10 Merek Mobil Terlaris di Indonesia Januari 2026
Pasar otomotif Indonesia pada Januari 2026 mencatat penjualan wholesales sebanyak 66.447 unit, turun 27% dibanding Desember 2025 yang mencapai 90.000-an unit akibat efek musim libur akhir tahun dan pelemahan daya beli konsumen. Meski demikian, merek-merek unggulan tetap bertahan kuat, dengan Toyota memimpin telak berkat dominasi segmen MPV keluarga yang menjadi tulang punggung mobilitas masyarakat Indonesia.

Latar Belakang Pasar

Penjualan wholesales Gaikindo mencerminkan distribusi dari pabrik ke dealer, yang biasanya lebih tinggi dari retail sales karena stok akhir tahun. Penurunan ini sejalan dengan tren global pasca-libur, tapi prospek positif datang dari insentif PPN 1% untuk mobil listrik nasional (THN) yang berlaku hingga Maret 2026. Merek China seperti BYD dan Jaecoo mulai menggerus dominasi Jepang, terutama di segmen EV dan SUV premium dengan harga kompetitif.

Daftar Lengkap 10 Merek Terlaris

Berikut ranking berdasarkan data Gaikindo Januari 2026, lengkap dengan wholesales unit dan model penyumbang utama:

Posisi

Merek

Wholesales (unit)

Model Unggulan & Kontribusi

1

Toyota

20.078

Kijang Innova (6.500+ unit), Avanza, Rush; MPV tetap favorit keluarga

2

Daihatsu

12.513

Gran Max PU (pick-up niaga laris), Sigra, Xenia; kuat di LCGC

3

Mitsubishi Motors

6.898

Xpander (MPV low MPV), Triton; penjualan stabil meski kompetisi ketat

4

BYD

4.879

Atto 1 (3.361 unit, top 4 model terlaris), Dolphin EV; lonjakan 200% YoY

5

Honda

4.016

Brio (hatchback murah), Mobilio; tergeser BYD akibat minim EV

6

Suzuki

2.783

Calya, XL7, Grand Vitara mild hybrid; fokus entry-level ​

7

Mitsubishi Fuso

2.332

Canter truk ringan; dominan di niaga

8

Isuzu

2.170

Truk D-Max, mu-X; andalan fleet bisnis

9

Jaecoo

2.025

J5 SUV (1.800+ unit); debut sensasional merek Chery sub-brand

10

Hino

1.556

Truk Series 500; segmen heavy duty stabil


Analisis Tren Utama

Dominasi MPV Jepang: Toyota dan Daihatsu gabungkan kuasai 49% pasar (32.591 unit), didukung kebutuhan keluarga besar dan niaga ringan di tengah kemacetan kota besar seperti Jakarta dan Surabaya.
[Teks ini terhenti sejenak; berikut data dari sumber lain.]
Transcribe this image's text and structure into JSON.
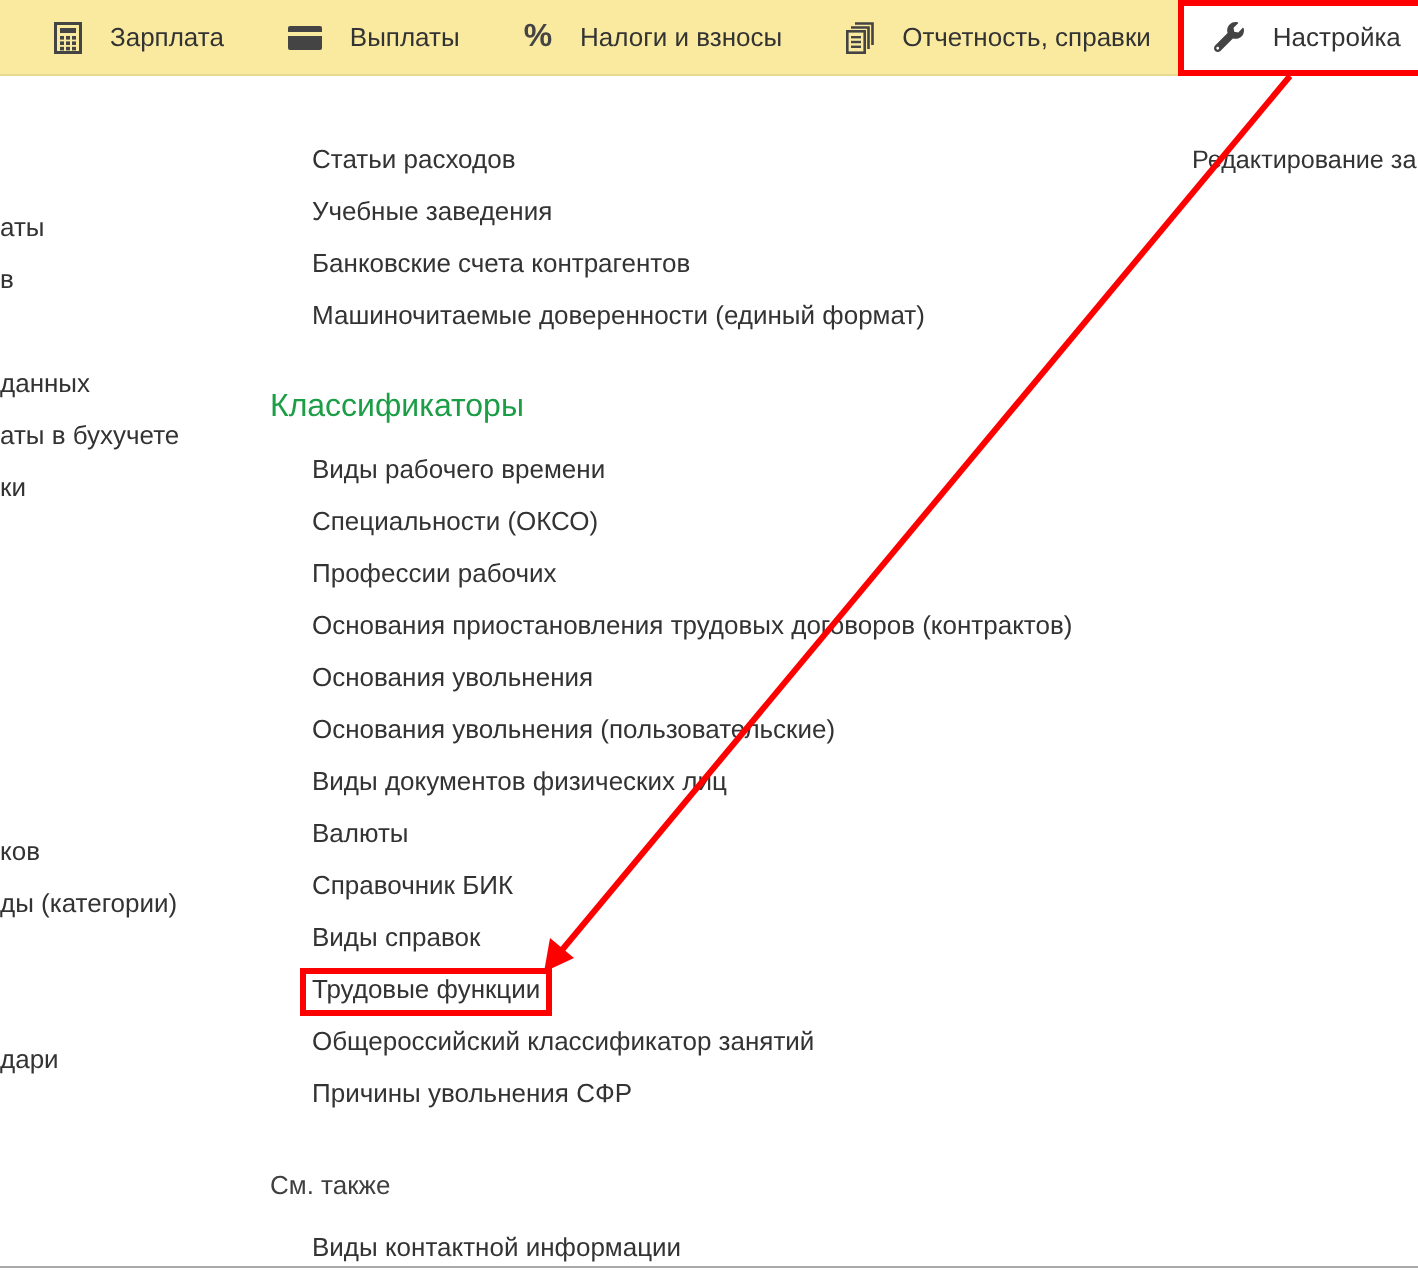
{
  "tabs": [
    {
      "label": "Зарплата",
      "kind": "calculator",
      "selected": false,
      "highlighted": false
    },
    {
      "label": "Выплаты",
      "kind": "card",
      "selected": false,
      "highlighted": false
    },
    {
      "label": "Налоги и взносы",
      "kind": "glyph",
      "glyph": "%",
      "selected": false,
      "highlighted": false
    },
    {
      "label": "Отчетность, справки",
      "kind": "documents",
      "selected": false,
      "highlighted": false
    },
    {
      "label": "Настройка",
      "kind": "wrench",
      "selected": true,
      "highlighted": true
    }
  ],
  "left_column": {
    "groups": [
      [
        "аты",
        "в"
      ],
      [
        "данных",
        "аты в бухучете",
        "ки"
      ],
      [
        "ков",
        "ды (категории)"
      ],
      [
        "дари"
      ]
    ]
  },
  "middle_column": {
    "sections": [
      {
        "kind": "continued",
        "items": [
          {
            "label": "Статьи расходов",
            "highlighted": false
          },
          {
            "label": "Учебные заведения",
            "highlighted": false
          },
          {
            "label": "Банковские счета контрагентов",
            "highlighted": false
          },
          {
            "label": "Машиночитаемые доверенности (единый формат)",
            "highlighted": false
          }
        ]
      },
      {
        "kind": "group",
        "heading": "Классификаторы",
        "items": [
          {
            "label": "Виды рабочего времени",
            "highlighted": false
          },
          {
            "label": "Специальности (ОКСО)",
            "highlighted": false
          },
          {
            "label": "Профессии рабочих",
            "highlighted": false
          },
          {
            "label": "Основания приостановления трудовых договоров (контрактов)",
            "highlighted": false
          },
          {
            "label": "Основания увольнения",
            "highlighted": false
          },
          {
            "label": "Основания увольнения (пользовательские)",
            "highlighted": false
          },
          {
            "label": "Виды документов физических лиц",
            "highlighted": false
          },
          {
            "label": "Валюты",
            "highlighted": false
          },
          {
            "label": "Справочник БИК",
            "highlighted": false
          },
          {
            "label": "Виды справок",
            "highlighted": false
          },
          {
            "label": "Трудовые функции",
            "highlighted": true
          },
          {
            "label": "Общероссийский классификатор занятий",
            "highlighted": false
          },
          {
            "label": "Причины увольнения СФР",
            "highlighted": false
          }
        ]
      },
      {
        "kind": "see_also",
        "heading": "См. также",
        "items": [
          {
            "label": "Виды контактной информации",
            "highlighted": false
          }
        ]
      }
    ]
  },
  "right_column": {
    "items": [
      "Редактирование за"
    ]
  }
}
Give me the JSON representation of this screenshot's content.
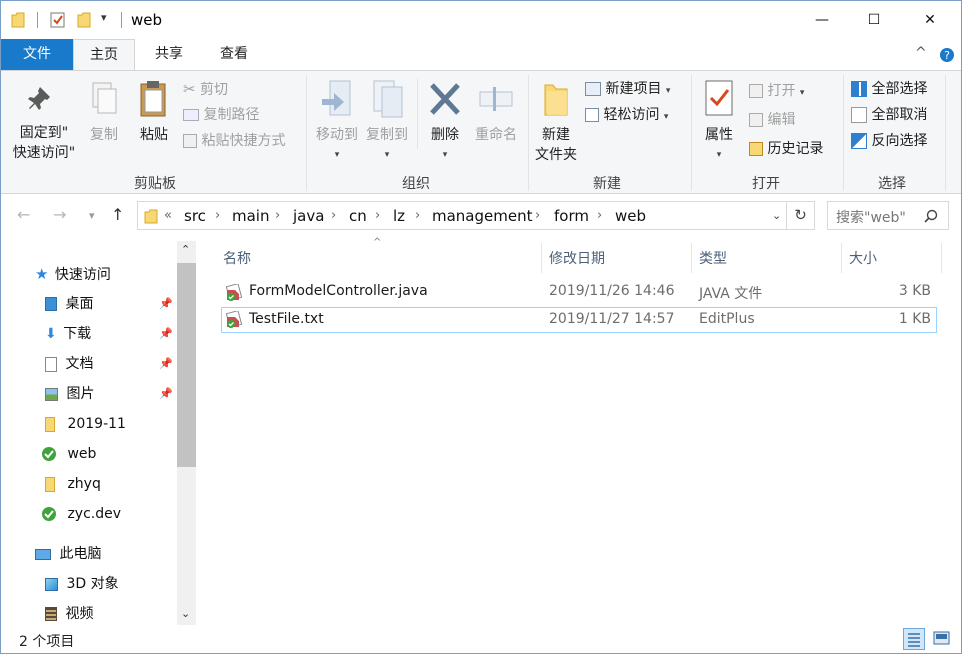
{
  "window": {
    "title": "web",
    "controls": {
      "minimize": "—",
      "maximize": "☐",
      "close": "✕"
    }
  },
  "tabs": [
    {
      "label": "文件"
    },
    {
      "label": "主页"
    },
    {
      "label": "共享"
    },
    {
      "label": "查看"
    }
  ],
  "ribbon": {
    "clipboard": {
      "label": "剪贴板",
      "pin_line1": "固定到\"",
      "pin_line2": "快速访问\"",
      "copy": "复制",
      "paste": "粘贴",
      "cut": "剪切",
      "copy_path": "复制路径",
      "paste_shortcut": "粘贴快捷方式"
    },
    "organize": {
      "label": "组织",
      "move_to": "移动到",
      "copy_to": "复制到",
      "delete": "删除",
      "rename": "重命名"
    },
    "new": {
      "label": "新建",
      "new_folder_line1": "新建",
      "new_folder_line2": "文件夹",
      "new_item": "新建项目",
      "easy_access": "轻松访问"
    },
    "open": {
      "label": "打开",
      "properties": "属性",
      "open": "打开",
      "edit": "编辑",
      "history": "历史记录"
    },
    "select": {
      "label": "选择",
      "select_all": "全部选择",
      "select_none": "全部取消",
      "invert": "反向选择"
    }
  },
  "address": {
    "overflow": "«",
    "crumbs": [
      "src",
      "main",
      "java",
      "cn",
      "lz",
      "management",
      "form",
      "web"
    ],
    "search_placeholder": "搜索\"web\""
  },
  "nav": {
    "quick_access": "快速访问",
    "items": [
      {
        "label": "桌面",
        "pinned": true
      },
      {
        "label": "下载",
        "pinned": true
      },
      {
        "label": "文档",
        "pinned": true
      },
      {
        "label": "图片",
        "pinned": true
      },
      {
        "label": "2019-11",
        "pinned": false
      },
      {
        "label": "web",
        "pinned": false
      },
      {
        "label": "zhyq",
        "pinned": false
      },
      {
        "label": "zyc.dev",
        "pinned": false
      }
    ],
    "this_pc": "此电脑",
    "pc_items": [
      {
        "label": "3D 对象"
      },
      {
        "label": "视频"
      }
    ]
  },
  "columns": {
    "name": "名称",
    "modified": "修改日期",
    "type": "类型",
    "size": "大小"
  },
  "files": [
    {
      "name": "FormModelController.java",
      "modified": "2019/11/26 14:46",
      "type": "JAVA 文件",
      "size": "3 KB"
    },
    {
      "name": "TestFile.txt",
      "modified": "2019/11/27 14:57",
      "type": "EditPlus",
      "size": "1 KB"
    }
  ],
  "status": {
    "count": "2 个项目"
  },
  "colors": {
    "accent": "#1979ca",
    "selection_border": "#99d1ff",
    "folder": "#f8d775"
  }
}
Innova kembali juara model terlaris setelah absen di puncak akhir 2025.

Kebangkitan Merek China: BYD naik dari posisi 7 ke 4, menggeser Honda berkat strategi harga agresif dan jaringan dealer ekspansif. Atto 1 jadi EV terlaris, manfaatkan insentif pemerintah. Jaecoo di posisi 9 jadi kejutan, saingi Wuling dan MG dengan desain modern.

Segmen Niaga Tangguh: Mitsubishi Fuso, Isuzu, Hino isi 20% daftar, bukti ketahanan logistik e-commerce dan UMKM pasca-pandemi.

Tantangan dan Prospek: Retail sales Januari capai 58.000 unit (naik 7% YoY), tapi wholesales turun karena overstock. Februari diprediksi rebound dengan program diskon akhir kuartal dan peluncuran EV baru seperti BYD Sealion.

Dampak Ekonomi Lokal

Di Medan dan Sumut, penjualan lokal ikut tren nasional dengan Toyota Avanza laris di segmen taksi online. Kebijakan BI Rate stabil 6% dan subsidi BBM jaga daya beli, tapi inflasi pangan tekan kelas menengah. Investor saham otomotif seperti ASII (Astra) dan DSNG (DCI) untung dari volume tinggi.